ワクワクを手放す覚悟。│束芋「絵に描いた牡丹餅に触りたい」

ヨーロッパの人々の働き方はメリハリがある。1日の働く時間もハッキリ決められていて、休日出勤などしてる人に私は会ったことがない。以前、ヨーロッパで同居していた友人が8時に帰宅し、「ここのところボロ雑巾のように働いている」と言ったことに驚いた。通常は5時に仕事が終わるのに、7時まで残業したことを嘆いていたのだ。

それでもヨーロッパの社会は回っているし、仕事や収入は日本よりずっと安定している。実際仕事のレベルが低いわけでもないし、日本でもこんな働き方が出来たら良いのに、とつくづく思う。

ヨーロッパに3ヶ月滞在後、日本のコンビニでワクワクしながらお菓子の棚を見て、フッと気づいた。
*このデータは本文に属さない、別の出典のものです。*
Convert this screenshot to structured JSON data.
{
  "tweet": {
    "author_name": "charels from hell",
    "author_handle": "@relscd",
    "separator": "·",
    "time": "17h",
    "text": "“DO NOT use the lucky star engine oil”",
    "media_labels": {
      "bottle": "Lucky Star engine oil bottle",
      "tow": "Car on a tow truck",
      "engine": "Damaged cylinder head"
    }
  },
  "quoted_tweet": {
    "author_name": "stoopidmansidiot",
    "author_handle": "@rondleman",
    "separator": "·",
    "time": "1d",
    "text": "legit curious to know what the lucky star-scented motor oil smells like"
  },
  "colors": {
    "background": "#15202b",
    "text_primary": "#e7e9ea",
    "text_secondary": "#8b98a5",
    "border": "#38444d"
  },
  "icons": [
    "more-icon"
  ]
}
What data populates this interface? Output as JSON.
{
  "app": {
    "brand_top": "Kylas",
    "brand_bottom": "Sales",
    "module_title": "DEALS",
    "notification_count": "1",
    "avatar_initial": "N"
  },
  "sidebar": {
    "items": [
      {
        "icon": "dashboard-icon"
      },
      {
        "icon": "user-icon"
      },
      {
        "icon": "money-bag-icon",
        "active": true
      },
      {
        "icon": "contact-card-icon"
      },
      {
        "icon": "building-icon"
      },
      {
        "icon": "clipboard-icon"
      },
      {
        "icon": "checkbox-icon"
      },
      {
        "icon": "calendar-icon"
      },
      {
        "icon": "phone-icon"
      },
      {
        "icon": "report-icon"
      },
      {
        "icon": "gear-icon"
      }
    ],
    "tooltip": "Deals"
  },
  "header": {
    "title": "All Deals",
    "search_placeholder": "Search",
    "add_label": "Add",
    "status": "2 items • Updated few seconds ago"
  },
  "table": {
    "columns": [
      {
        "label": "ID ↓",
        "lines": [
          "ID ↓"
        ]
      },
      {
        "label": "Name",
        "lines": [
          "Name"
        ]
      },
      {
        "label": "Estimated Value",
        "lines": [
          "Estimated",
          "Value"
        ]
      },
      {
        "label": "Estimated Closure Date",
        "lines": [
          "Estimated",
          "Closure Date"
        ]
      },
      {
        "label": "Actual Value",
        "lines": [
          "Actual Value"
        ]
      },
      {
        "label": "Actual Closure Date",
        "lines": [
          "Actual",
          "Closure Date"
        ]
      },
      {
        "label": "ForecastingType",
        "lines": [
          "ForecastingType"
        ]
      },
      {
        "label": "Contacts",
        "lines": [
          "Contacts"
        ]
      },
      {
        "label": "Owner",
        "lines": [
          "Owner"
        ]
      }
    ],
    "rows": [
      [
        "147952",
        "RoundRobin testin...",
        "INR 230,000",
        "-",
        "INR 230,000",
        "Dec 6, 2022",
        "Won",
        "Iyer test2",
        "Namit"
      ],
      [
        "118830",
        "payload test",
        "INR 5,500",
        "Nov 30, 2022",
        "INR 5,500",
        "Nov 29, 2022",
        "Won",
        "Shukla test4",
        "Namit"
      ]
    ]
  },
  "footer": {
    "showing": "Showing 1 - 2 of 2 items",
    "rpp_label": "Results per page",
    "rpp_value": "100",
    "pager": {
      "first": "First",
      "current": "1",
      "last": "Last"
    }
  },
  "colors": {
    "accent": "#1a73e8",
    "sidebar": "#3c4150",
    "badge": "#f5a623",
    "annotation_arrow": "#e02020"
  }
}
日本のお菓子の種類はヨーロッパのそれと比べものにならない。広いとは言えない店内スペースに生活必需品を取り揃えるコンビニでさえ、お菓子コーナーの充実には目を見張るものがある。このワクワクを提供するために、多くの日本人は働き詰めなのだ。目の前にどんなに沢山の種類のお菓子があったとしても、私が買うのは1、2点。それはヨーロッパの少ない種類のお菓子を前にした時と変わらない。少なくてもお菓子を食べたければ、その中からより気分の合うものを選択するだけ。ポテトチップスを食べたいとき、種類が多いからといってポテトチップスをいくつも買い込む訳ではない。日本で感じる「多くのものの中から選択する幸福」は、お菓子だけに限らない。お金を支払う前に「選ぶ」という行為の楽しみが、どんなことにも付いてくる。当然、それだけの商品企画が実現に漕ぎ着けているという結果であり、人口が限られている中、その種類分、支持が分散するということだ。お菓子を作るために多くの人がどんなに働いたとしても、消費者一人がお菓子を買う量には限りがあり、種類が多いということは、消費者を取り合い、分散させているにすぎない。

働き方改革を進めていくと同時に、消費者の私たちが「選択のワクワク」を手放す覚悟があるのか。それを手放して手に入るのは何なのかを考えながら、自分にもその覚悟を問うていきたい。